We went through a phase like this. I gave him 2 dice and he had to roll his bites. He got one chance all might to do a "roll over". (Say if he rolled a twelve). He liked the game of it and it took the pressure off us because it was him rolling.
He's getting old enough to be part of the prep process - this worked with Linz. We would talk about what we had available, and she would say what she would like. Then I would have her help do little things - pour milk that has been already measured by me, stir something, etc. The pride she got from helping translated into her eating her dinner since she helped make it.
Mine loves to help with cooking. Sometimes he eats it, sometimes not.

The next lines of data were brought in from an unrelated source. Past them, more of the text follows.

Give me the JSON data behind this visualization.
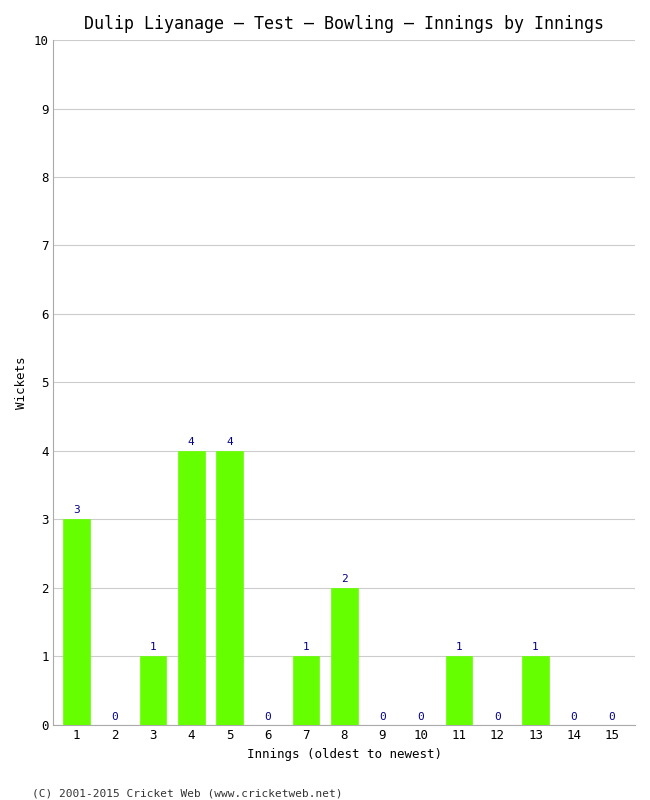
{
  "title": "Dulip Liyanage – Test – Bowling – Innings by Innings",
  "xlabel": "Innings (oldest to newest)",
  "ylabel": "Wickets",
  "categories": [
    1,
    2,
    3,
    4,
    5,
    6,
    7,
    8,
    9,
    10,
    11,
    12,
    13,
    14,
    15
  ],
  "values": [
    3,
    0,
    1,
    4,
    4,
    0,
    1,
    2,
    0,
    0,
    1,
    0,
    1,
    0,
    0
  ],
  "bar_color": "#66ff00",
  "bar_edge_color": "#66ff00",
  "label_color": "#000088",
  "ylim": [
    0,
    10
  ],
  "yticks": [
    0,
    1,
    2,
    3,
    4,
    5,
    6,
    7,
    8,
    9,
    10
  ],
  "background_color": "#ffffff",
  "plot_bg_color": "#ffffff",
  "grid_color": "#cccccc",
  "title_fontsize": 12,
  "axis_label_fontsize": 9,
  "tick_fontsize": 9,
  "label_fontsize": 8,
  "footer": "(C) 2001-2015 Cricket Web (www.cricketweb.net)"
}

At our table DS1 has to eat with us, what we are eating, or no dessert (yogurt)/book before bed. If he outright refuses then he doesn't eat. No 2nd chances later. He won't starve himself.
I feel your frustration though, eating is such a contested issue with a lot of kids! Ugh, it makes me so worked up but I really try not to make it a big emotional deal and be matter of fact about it.
Post by Dorothy Zbornak on Jan 27, 2013 2:10:08 GMT -5
I agree with Star. We never let eating become a point of contention. If H really doesn't like what we're having, then she can have toast or yogurt or a bowl of Butterbaby's cereal. If she eats two bites and says she's done, we remind her that she's the only one who knows if her belly is full or not, and she needs to eat enough to grow and play.
Chiming in late, but we went through this with DD for a while. She would refuse to eat what I made because she said she didn't like it. I gave her the choice: eat what I made or she could have Chex or Cheerios (no "fun" cereal). She also had to have some kind of fruit with it. This let her have some choices and she got something to eat.
Now, she 's old enough to know sometims you have to eat what you don't like, so she eats or she doesn't eat. If she gets hungry later, she can eat it, but it'll be cold and I refuse to warm it up for her. There have been times she goes to bed without dinner, and if she's not hungry I limit her snacks for the next day because she obviously wasn't hungry enough for dinner.